Second, unlike the patented design, which has a camouflage pattern covering the middle of the shoe, the accused products have camouflage patterns covering the whole shoe.  As the Court noted, “[t]he distinction between patterns covering only the middle, visible portion of the sole of a woman’s high-heeled shoe has significance in the woman’s luxury shoe industry” (citingChristian Louboutin S.A. v. Yves Saint Laurent Am.

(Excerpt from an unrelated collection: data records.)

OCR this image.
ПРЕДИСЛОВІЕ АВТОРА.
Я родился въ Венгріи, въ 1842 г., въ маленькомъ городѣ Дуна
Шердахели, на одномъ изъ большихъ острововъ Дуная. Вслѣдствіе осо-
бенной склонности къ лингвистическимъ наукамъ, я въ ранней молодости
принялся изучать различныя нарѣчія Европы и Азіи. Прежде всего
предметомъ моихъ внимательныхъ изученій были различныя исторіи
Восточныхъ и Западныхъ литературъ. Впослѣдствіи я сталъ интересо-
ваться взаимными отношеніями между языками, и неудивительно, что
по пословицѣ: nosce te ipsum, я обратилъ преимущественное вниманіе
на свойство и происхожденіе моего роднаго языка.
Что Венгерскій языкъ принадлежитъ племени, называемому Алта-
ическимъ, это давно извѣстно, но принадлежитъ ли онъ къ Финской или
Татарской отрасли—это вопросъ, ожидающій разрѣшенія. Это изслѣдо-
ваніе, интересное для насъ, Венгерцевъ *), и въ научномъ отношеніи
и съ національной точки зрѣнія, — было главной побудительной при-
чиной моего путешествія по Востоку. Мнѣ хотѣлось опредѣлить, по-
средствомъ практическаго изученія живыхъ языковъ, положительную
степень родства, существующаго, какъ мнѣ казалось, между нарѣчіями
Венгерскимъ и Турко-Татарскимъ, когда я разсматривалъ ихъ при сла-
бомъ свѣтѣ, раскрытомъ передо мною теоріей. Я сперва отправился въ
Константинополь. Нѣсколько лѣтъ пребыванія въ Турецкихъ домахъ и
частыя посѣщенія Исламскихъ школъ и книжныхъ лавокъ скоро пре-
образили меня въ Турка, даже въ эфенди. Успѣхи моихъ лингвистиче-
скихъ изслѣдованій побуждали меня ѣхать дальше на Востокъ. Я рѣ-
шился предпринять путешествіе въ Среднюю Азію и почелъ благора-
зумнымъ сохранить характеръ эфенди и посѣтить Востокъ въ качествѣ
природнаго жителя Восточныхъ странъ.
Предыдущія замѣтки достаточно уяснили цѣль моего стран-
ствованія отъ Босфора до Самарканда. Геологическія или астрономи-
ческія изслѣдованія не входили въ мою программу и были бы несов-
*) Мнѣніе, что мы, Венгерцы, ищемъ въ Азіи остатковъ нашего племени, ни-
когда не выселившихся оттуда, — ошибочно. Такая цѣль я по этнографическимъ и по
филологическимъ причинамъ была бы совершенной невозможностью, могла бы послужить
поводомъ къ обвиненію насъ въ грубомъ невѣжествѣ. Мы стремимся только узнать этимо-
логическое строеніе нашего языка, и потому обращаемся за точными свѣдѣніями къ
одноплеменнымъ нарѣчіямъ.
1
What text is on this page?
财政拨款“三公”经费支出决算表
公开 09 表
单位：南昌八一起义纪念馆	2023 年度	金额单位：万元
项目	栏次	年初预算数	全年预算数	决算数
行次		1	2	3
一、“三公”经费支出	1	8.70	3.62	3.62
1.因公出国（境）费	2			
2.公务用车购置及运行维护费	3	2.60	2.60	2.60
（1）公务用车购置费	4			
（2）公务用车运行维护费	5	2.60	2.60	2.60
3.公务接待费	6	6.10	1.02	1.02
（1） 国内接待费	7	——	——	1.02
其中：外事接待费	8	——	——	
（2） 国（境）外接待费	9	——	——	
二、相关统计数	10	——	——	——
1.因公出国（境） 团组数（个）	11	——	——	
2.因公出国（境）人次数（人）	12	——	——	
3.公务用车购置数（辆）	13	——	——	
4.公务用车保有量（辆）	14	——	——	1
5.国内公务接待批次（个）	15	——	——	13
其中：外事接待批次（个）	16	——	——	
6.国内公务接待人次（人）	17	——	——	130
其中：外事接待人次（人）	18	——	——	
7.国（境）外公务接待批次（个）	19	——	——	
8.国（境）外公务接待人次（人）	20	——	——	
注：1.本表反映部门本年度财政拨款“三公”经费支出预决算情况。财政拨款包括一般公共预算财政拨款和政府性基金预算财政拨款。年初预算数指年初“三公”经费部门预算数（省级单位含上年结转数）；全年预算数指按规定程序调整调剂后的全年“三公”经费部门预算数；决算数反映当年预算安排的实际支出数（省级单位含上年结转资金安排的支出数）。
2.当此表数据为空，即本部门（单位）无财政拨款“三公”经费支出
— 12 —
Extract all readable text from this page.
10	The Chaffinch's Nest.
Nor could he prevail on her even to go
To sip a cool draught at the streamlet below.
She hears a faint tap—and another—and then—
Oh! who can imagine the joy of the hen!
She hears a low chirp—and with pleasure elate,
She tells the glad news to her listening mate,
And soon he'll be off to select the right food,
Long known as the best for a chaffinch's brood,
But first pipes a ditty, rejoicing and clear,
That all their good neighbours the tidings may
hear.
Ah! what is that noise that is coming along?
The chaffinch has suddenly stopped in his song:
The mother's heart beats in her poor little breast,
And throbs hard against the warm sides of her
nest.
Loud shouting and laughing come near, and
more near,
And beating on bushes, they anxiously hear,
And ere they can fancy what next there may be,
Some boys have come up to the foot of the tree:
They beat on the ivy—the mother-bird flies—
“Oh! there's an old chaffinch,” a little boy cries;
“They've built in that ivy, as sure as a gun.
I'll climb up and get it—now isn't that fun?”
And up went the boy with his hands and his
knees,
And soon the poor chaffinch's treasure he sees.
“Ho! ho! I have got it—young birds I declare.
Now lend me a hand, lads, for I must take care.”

Holdings, Inc., 696 F.3d 206, 227 (2d Cir. 2012) (holding that the color red on only the middle, visible portion of the soles of Louboutin high-heeled shoes is a “distinctive symbol that qualifies for trademark protection.”)).

Third, the actual camouflage design pattern is different between the patented design and the accused products.  Remarking that there are ten distinct camouflage patterns used by the U.S. military, the Judge stated that “[t]he patented camouflage uses curvy areas of various shapes and sizes, whereas the accused camouflage design uses smaller polygons with generally straight edges and hard corners.”

Considering these differences as a whole, the Court held that the patented and accused designs are plainly dissimilar and granted the defendant’s motion to dismiss the patent infringement count of the complaint.

Case: Silverman, et al. v. Attilio Giusti Leombruni S.P.A., et al., No. 15-CV-2260 (PAC), 2016 BL 49089 (S.D.N.Y. Feb. 19, 2016). The patent in suit is U.S. Design Patent No. D740,005.